ちょうどその時、王族御一行が到着したらしい。恭しく口上が述べられ、ファンファーレが鳴り響いた。

 その場に居る全員が、一斉に深いお辞儀をする。わたしも見様見真似で頭を下げた。


(マリアはちゃんと出来てるかな?)


 ふと気になって、頭を下げたままマリアの気配を探ってみる。
 すると、マリアはちゃんと周りの人と同じように、恭しく頭を下げていた。


「偉いな、あいつ」


 大人のわたしよりも余程堂々としているし、しっかりと空気を読めている。

 わたしの呟きに、神官様はクックッと笑いながら、「マリア様のところに行きましょう」と口にした。

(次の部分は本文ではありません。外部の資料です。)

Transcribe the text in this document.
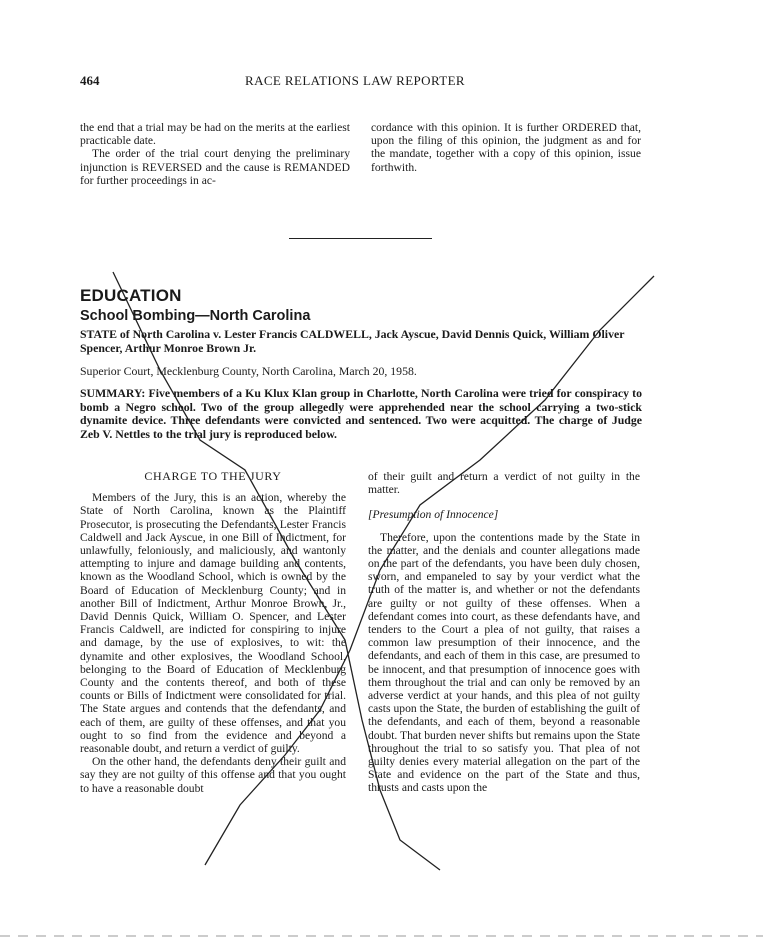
464	RACE RELATIONS LAW REPORTER

the end that a trial may be had on the merits at the earliest practicable date.

The order of the trial court denying the preliminary injunction is REVERSED and the cause is REMANDED for further proceedings in ac-

cordance with this opinion. It is further ORDERED that, upon the filing of this opinion, the judgment as and for the mandate, together with a copy of this opinion, issue forthwith.

EDUCATION
School Bombing—North Carolina
STATE of North Carolina v. Lester Francis CALDWELL, Jack Ayscue, David Dennis Quick, William Oliver Spencer, Arthur Monroe Brown Jr.
Superior Court, Mecklenburg County, North Carolina, March 20, 1958.
SUMMARY: Five members of a Ku Klux Klan group in Charlotte, North Carolina were tried for conspiracy to bomb a Negro school. Two of the group allegedly were apprehended near the school carrying a two-stick dynamite device. Three defendants were convicted and sentenced. Two were acquitted. The charge of Judge Zeb V. Nettles to the trial jury is reproduced below.
CHARGE TO THE JURY

Members of the Jury, this is an action, whereby the State of North Carolina, known as the Plaintiff Prosecutor, is prosecuting the Defendants, Lester Francis Caldwell and Jack Ayscue, in one Bill of Indictment, for unlawfully, feloniously, and maliciously, and wantonly attempting to injure and damage building and contents, known as the Woodland School, which is owned by the Board of Education of Mecklenburg County; and in another Bill of Indictment, Arthur Monroe Brown, Jr., David Dennis Quick, William O. Spencer, and Lester Francis Caldwell, are indicted for conspiring to injure and damage, by the use of explosives, to wit: the dynamite and other explosives, the Woodland School, belonging to the Board of Education of Mecklenburg County and the contents thereof, and both of these counts or Bills of Indictment were consolidated for trial. The State argues and contends that the defendants, and each of them, are guilty of these offenses, and that you ought to so find from the evidence and beyond a reasonable doubt, and return a verdict of guilty.

On the other hand, the defendants deny their guilt and say they are not guilty of this offense and that you ought to have a reasonable doubt

of their guilt and return a verdict of not guilty in the matter.

[Presumption of Innocence]

Therefore, upon the contentions made by the State in the matter, and the denials and counter allegations made on the part of the defendants, you have been duly chosen, sworn, and empaneled to say by your verdict what the truth of the matter is, and whether or not the defendants are guilty or not guilty of these offenses. When a defendant comes into court, as these defendants have, and tenders to the Court a plea of not guilty, that raises a common law presumption of their innocence, and the defendants, and each of them in this case, are presumed to be innocent, and that presumption of innocence goes with them throughout the trial and can only be removed by an adverse verdict at your hands, and this plea of not guilty casts upon the State, the burden of establishing the guilt of the defendants, and each of them, beyond a reasonable doubt. That burden never shifts but remains upon the State throughout the trial to so satisfy you. That plea of not guilty denies every material allegation on the part of the State and evidence on the part of the State and thus, thrusts and casts upon the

「あっ、ジャンヌさん! セドリックも! 来てくれてよかったぁ!」


 マリアは嬉しそうに微笑みながら、わたしに向かって抱きついてくる。平然としているように見えて、多少は緊張していたらしい。


「ねえ、セドリック。あたしちゃんとできてた? 大丈夫だった?」

「ええ! お辞儀も立ち居振る舞いもバッチリでしたよ! 立派なレディーにしか見えませんでした」

「本当? 良かった! 安心しちゃった」


 マリアはそう言って朗らかに笑う。
 わたしはなんだか泣けてきてしまった。